"Lucy, you have some 'splainin' to do..."
I'm going to give Tibor the benefit of the doubt and describe this as a extremely "loving tribute" but if I'd known that tribute acts made it into international circus festivals I'd have grabbed some pie plates and gone years ago.
Holy cow! You weren't exaggerating! It's so "note for note, beat for beat" that I wonder if Joe Jackson Jr trained him or sold him the act. After all, he was trained by his father, who he inherited the act from. If not....can you do that?!?
ReplyDeleteYou might want to post footage of Joe Jackson Jr's version for comparison. Wow! And I do mean Wow!
The only thing that is missing is the joy and excitement that joe seemed to have, that's one of the things I liked the most the way he got excited about simple things like the horn and laughed about it.
ReplyDeleteTweedy
Exactly!
ReplyDeleteJoe learned the routine by watching his father do it millions and millions of times. By the time he himself took over the routine it was like slipping into a second skin.
I don't think that the actual material of the routine was as important as Joe Jr's ability to make it all seem spontaneous and delightful.
Taking the routine would be one thing, but taking the routine, the costume, the makeup and the music means that you are locked into doing the material ONLY as Joe Jr did it, not as yourself.

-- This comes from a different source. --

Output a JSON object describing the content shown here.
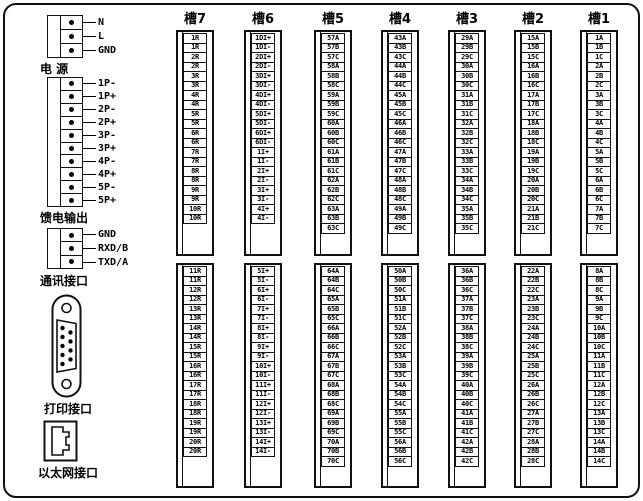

Tibor has painted himself into a corner here and, as hard as he's worked on this, can only be a pale shadow of the original.
I'd like to see him perform the same bicycle bit with different music and a different character and see where he himself is capable of taking it.
I worked with Joe Jackson Jr for two summer seasons at Gaslight Village in Lake George NY. This may be a loving tribute, but the character, soul, heart of the clown are missing. On its own, this gentleman's rendition may have been funny. But as an immitation of Joe, well, I found it disturbing. I probably am too close to the real thing. Joe was something of a genius really. - Bill V.